コード生成はプログラミングの初手としては非常に強力で、数秒で80点くらいのコードが生成されるので、生成されたコードを人間が手直しするというステップを踏めば、生産性が爆発的に上がる感触があった。

コードリーディング

ChatGPTの主なユースケースの1つとして文章の要約をよく見るので、コードを要約させてみる。試しに、このブログのプレビューサーバーの実装をChatGPTに要約させてみた。

以下のコードを要約してください。

(以下、コードを貼り付け)

結果、かなり正確に要約されていることがわかった。

このコードは、Blogという名前のモジュール内にRackという名前の別のモジュールがあり、その中にPostBuildというクラスが定義されています。このクラスは、RackアプリケーションをラップするためのRackミドルウェアであり、リクエストを受けるたびに記事ページを構築します。

このクラスには、アプリケーション、パス、ソースの3つの属性があります。initializeメソッドは、これら3つの属性を設定します。callメソッドは、Rackアプリケーションのリクエストを処理するために呼び出されます。このメソッドでは、リクエストされたURLがパスに一致しているかどうかを確認し、パスから記事IDを抽出します。HTTP_IF_MODIFIED_SINCEヘッダが存在する場合、記事の最終更新日時をチェックし、更新がない場合は304レスポンスを返します。記事を構築するために、build_postメソッドが呼び出されます。記事をレンダリングするために、PostRendererを使用し、記事のHTMLをファイルに保存します。また、記事ページに自動リロードスクリプトを挿入するために、inject_reload_scriptメソッドが使用されます。PostNotFound例外が発生した場合、404レスポンスが返されます。

また、メソッドごとに要約するように依頼すると、メソッドごとの要約が生成された。未知のコードを理解するときにChatGPTを使う場合には、本当に正しいか最終的には人間が確認する必要があるけど、メソッドの単位で要約されている方が確認しやすいだろう。

コードレビュー

自分が書いたコードに対するレビューをChatGPTに依頼することでどんなアドバイスがもらえるのか試してみた。

以下のコードで改善すべきポイントを教えてください。

(以下、コードを貼り付け)

このコードには、次の改善点があります。

  1. Rackミドルウェアを記述する場合は、Rack::Utilsを使用してクエリパラメータを解析する必要があります。Rack::Utilsを使用すると、コードがより堅牢になり、パフォーマンスが向上する可能性があります。
  2. HTTPのステータスコード404を返すとき、env変数を渡す必要があります。env変数には、HTTPヘッダーなどの情報が含まれています。現在のコードでは、env変数が引数として渡されていないため、リクエストヘッダーやリクエストメソッドなどの情報が失われてしまいます。
  3. このコードは、例外PostNotFoundを補足していますが、PostNotFoundがどのように定義されているかは明確ではありません。

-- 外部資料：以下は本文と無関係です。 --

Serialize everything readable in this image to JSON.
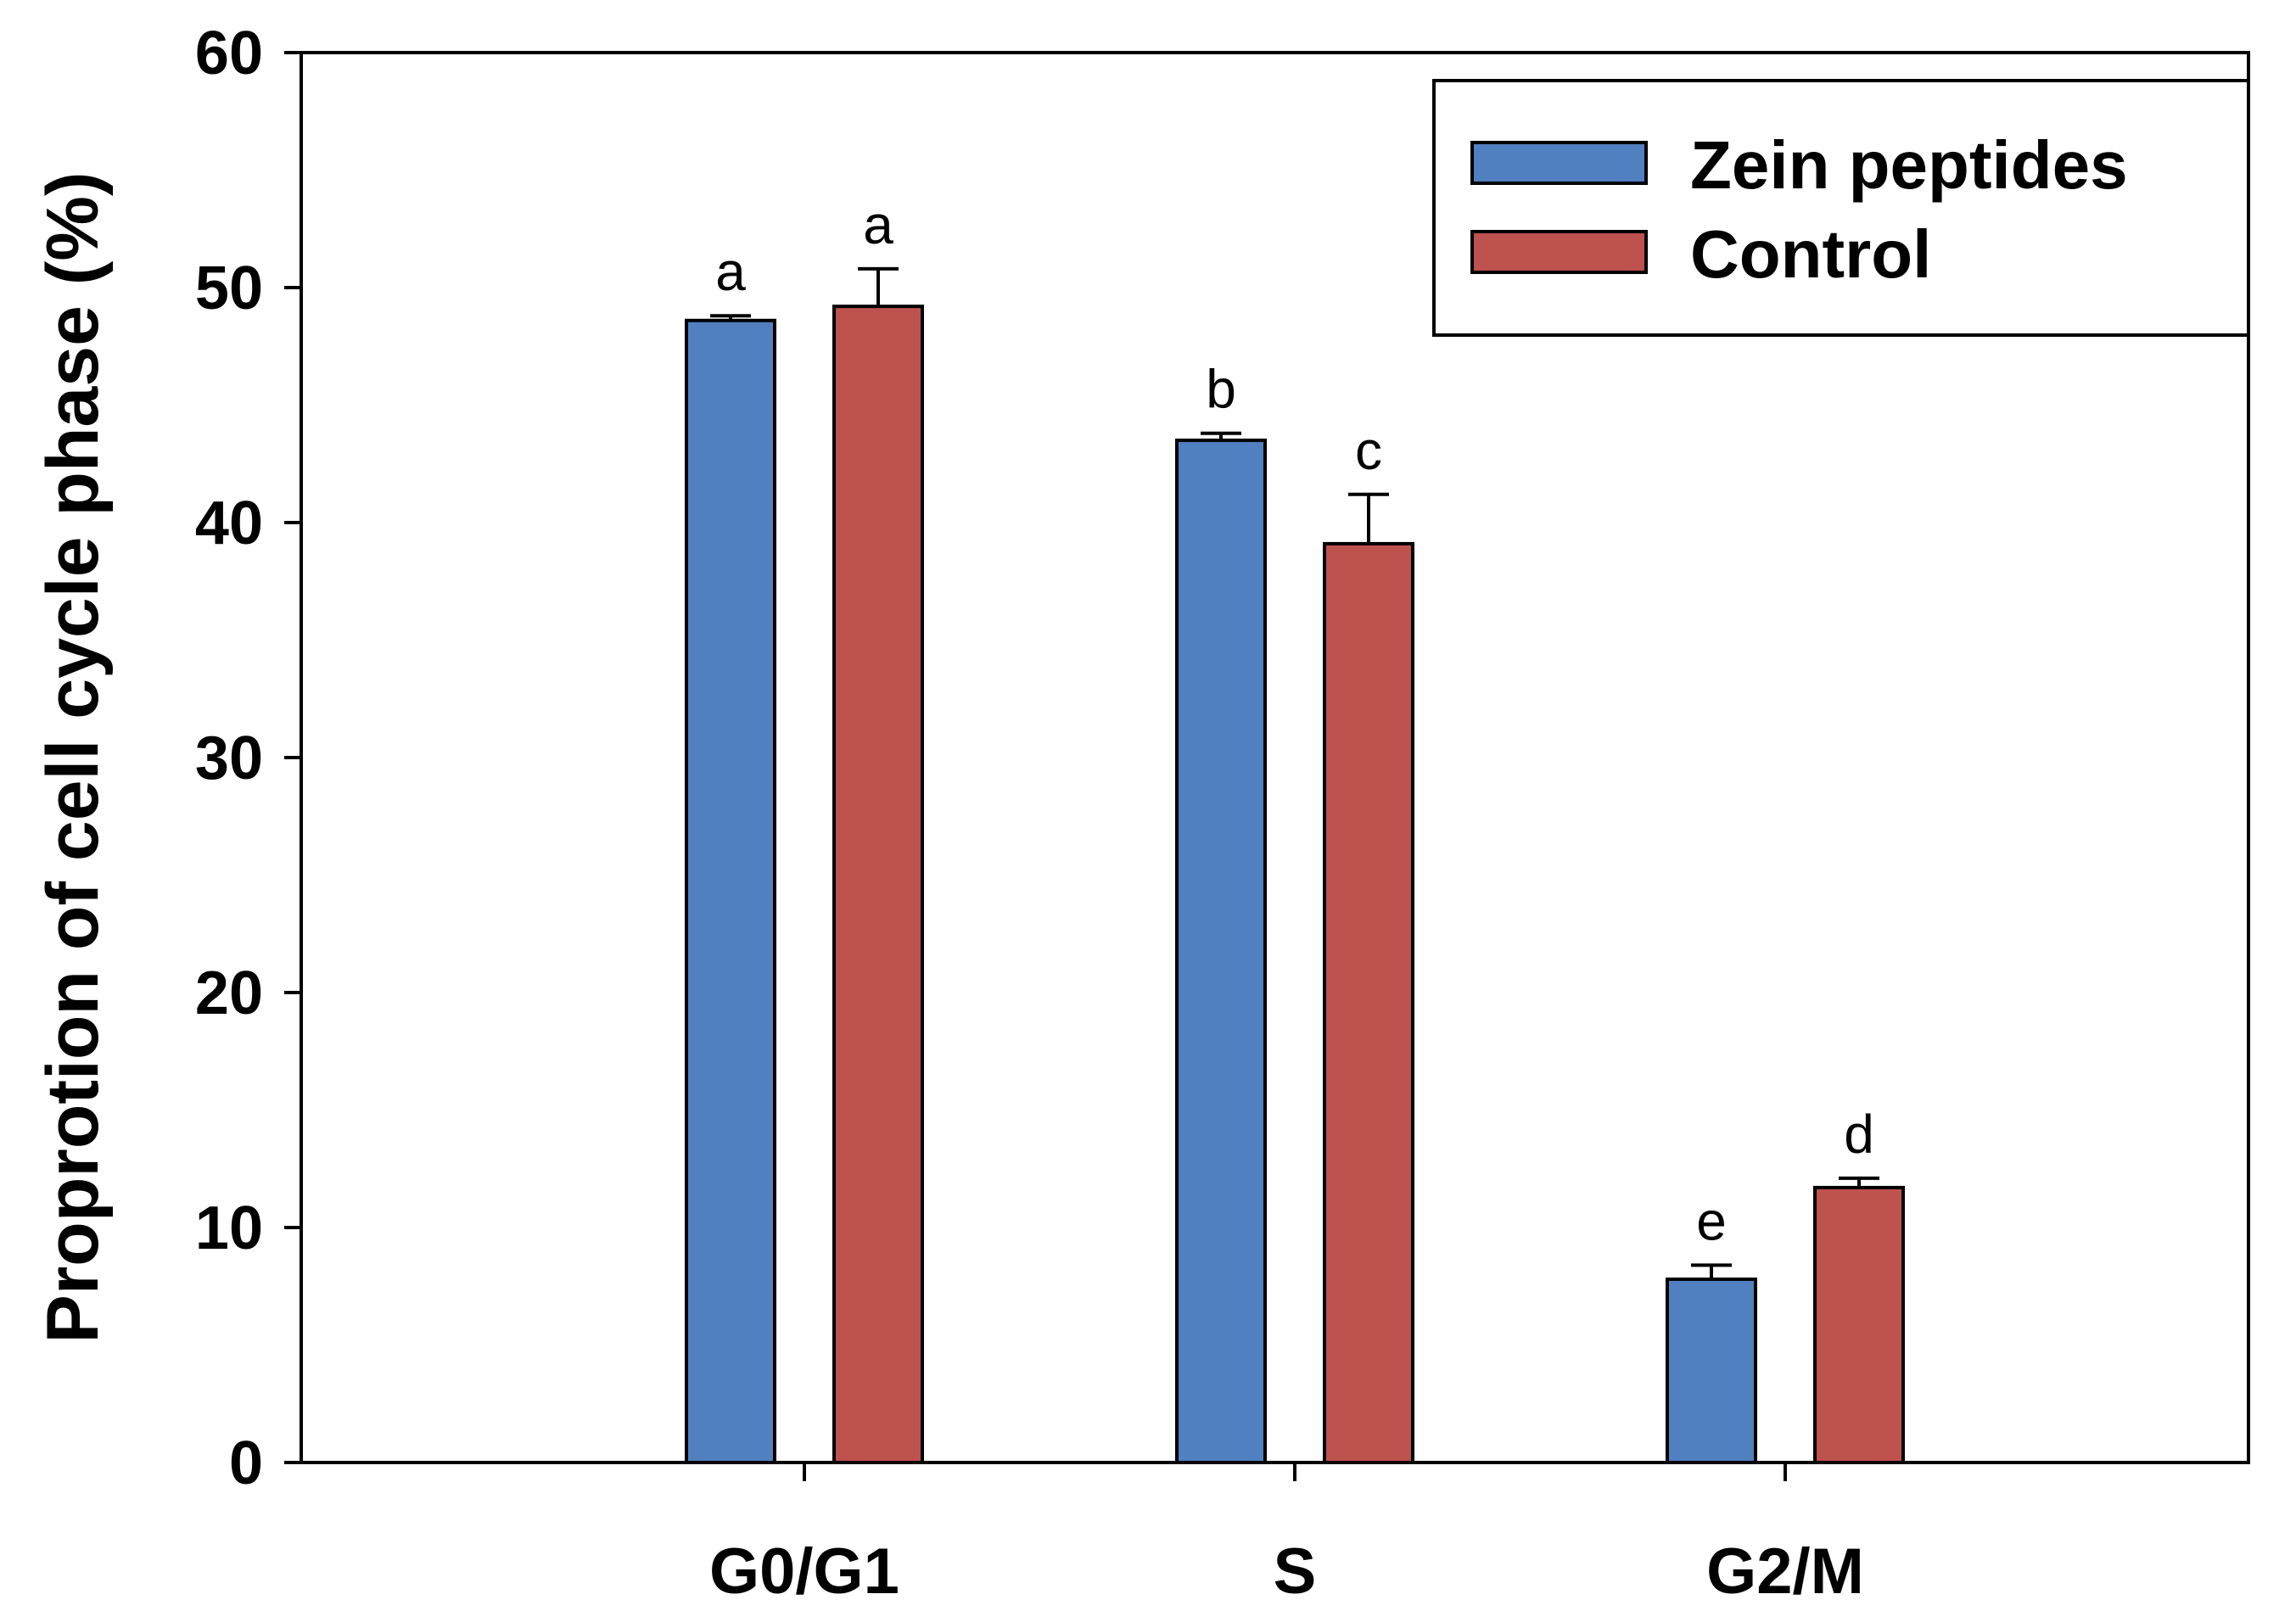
{
  "chart_data": {
    "type": "bar",
    "title": "",
    "xlabel": "",
    "ylabel": "Proprotion of cell cycle phase (%)",
    "ylim": [
      0,
      60
    ],
    "yticks": [
      0,
      10,
      20,
      30,
      40,
      50,
      60
    ],
    "categories": [
      "G0/G1",
      "S",
      "G2/M"
    ],
    "series": [
      {
        "name": "Zein peptides",
        "color": "#5080BF",
        "values": [
          48.6,
          43.5,
          7.8
        ],
        "errors": [
          0.2,
          0.3,
          0.6
        ],
        "labels": [
          "a",
          "b",
          "e"
        ]
      },
      {
        "name": "Control",
        "color": "#BE524E",
        "values": [
          49.2,
          39.1,
          11.7
        ],
        "errors": [
          1.6,
          2.1,
          0.4
        ],
        "labels": [
          "a",
          "c",
          "d"
        ]
      }
    ],
    "legend_position": "top-right"
  }
}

PostNotFoundが定義されていない場合、コードが動作しない可能性があります。PostNotFoundが定義されていない場合は、自分で定義する必要があります。

正確性は微妙なところだが、ここも聞き方を工夫することでより精度の高いコードレビューを受けられそうなポテンシャルを感じる。

コード生成やコードリーディングに比べると、自分が書いたコードに対する質問なので、その内容の正確性を判断しやすいわけで、より気軽に依頼してしまってよさそう。

まとめ

プログラミングに関わる3つの主なタスクについてChatGPTでどこまでこなせるか確かめてみたけど、現時点では完全に人間を置き換えるものとは言えないものの、プログラミングのタスクを大幅にショートカットできると言って間違いなさそう。